Meglio la traccia “Il bene individuale e il bene comune”, con testi di Luigi Einaudi, Rousseau, Tommaso d’Aquino e De Rita del Censis: anche questo attuale e connesso alla crisi, considerato che il messaggio implicito di trent’anni di neoliberalismo ai ragazzi è stato di ignorare sistematicamente la nozione di bene comune alla luce del più bieco individualismo narcisista. Per anime nobili con famiglie di tradizione post cattocomunista o in aria di rivalutazione di Keynes.
Bello il tema proposto in ambito tecnico-scientifico su “La responsabilità della scienza e della tecnologia” con citazioni di Jonas (“Agisci in modo che le conseguenze della tua azione siano compatibili con la permanenza di un’autentica vita umana sulla terra”), Primo Levi, (“Non nasconderti dietro l’ipocrisia della scienza neutrale: sei abbastanza dotto da saper valutare se dall’uovo che stai covando sguscerà una colomba o un cobra o una chimera o magari nulla”), Sciascia, Hack: si tratta di un discorso molto dibattuto a scuola e su cui diverse riflessioni sono avviate, effettivamente alla portata di molti studenti e molto fattibile per studenti del liceo scientifico o di istituti tecnici e professionali.

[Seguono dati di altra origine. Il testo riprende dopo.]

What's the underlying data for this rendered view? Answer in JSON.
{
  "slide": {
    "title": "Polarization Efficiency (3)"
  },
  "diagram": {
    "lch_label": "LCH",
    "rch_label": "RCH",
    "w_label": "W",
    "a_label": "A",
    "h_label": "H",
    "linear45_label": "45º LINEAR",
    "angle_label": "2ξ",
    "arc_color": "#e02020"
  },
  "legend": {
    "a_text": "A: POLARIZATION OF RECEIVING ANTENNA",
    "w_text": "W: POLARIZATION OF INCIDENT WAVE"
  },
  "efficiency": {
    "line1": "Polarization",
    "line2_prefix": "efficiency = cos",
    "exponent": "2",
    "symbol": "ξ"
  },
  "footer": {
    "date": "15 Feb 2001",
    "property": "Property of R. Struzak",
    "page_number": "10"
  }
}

Un analogo discorso vale per il tema storico incentrato sulla Shoah a partire da un brano tratto da La banalità del male di Hannah Arendt, nello specifico incentrato sulla meschinità morale di Eichmann e del suo contegno durante la Conferenza del Wannsee, da lui vissuto come momento di ascesa sociale al cospetto dell’establishment nazista. Arendt, quantomeno su questo tema, è da tempo oggetto di riflessione nelle scuole, in particolare in occasione del Giorno della memoria, anche solo in funzione civica; dispiace appunto che sia meno nota la sua produzione filosofica in senso più ampio, ma poiché il programma di storia si ferma al secondo dopoguerra e tutti i discorsi di educazione civica assegnano un ruolo centrale alla storia della deportazione e dei campi di concentramento è ragionevole pensare che molti studenti abbiano gli strumenti storici e filosofici per fare un buon lavoro.
Infine il tema di ordine generale, solitamente passe-partout e ultima spiaggia, risulta insolitamente poetico e icasticamente riassuntivo di una serie di tracce che portano il segno dell’oggi e della difficoltà di stare in questo tempo: “Avevo vent’anni. Non permetterò a nessuno di dire che questa è la più bella età della vita” (Paul Nizan, Aden Arabia, 1931). La citazione del poco noto e bistrattato Nizan, che tutti ricordano in subordine a Sartre, invita a sviluppare un discorso sul dolore di crescere e di trasformarsi che vale per tutti e in ogni tempo.
Questa sera alla cena della 5° C 1991-92, metterò la mia camicia migliore.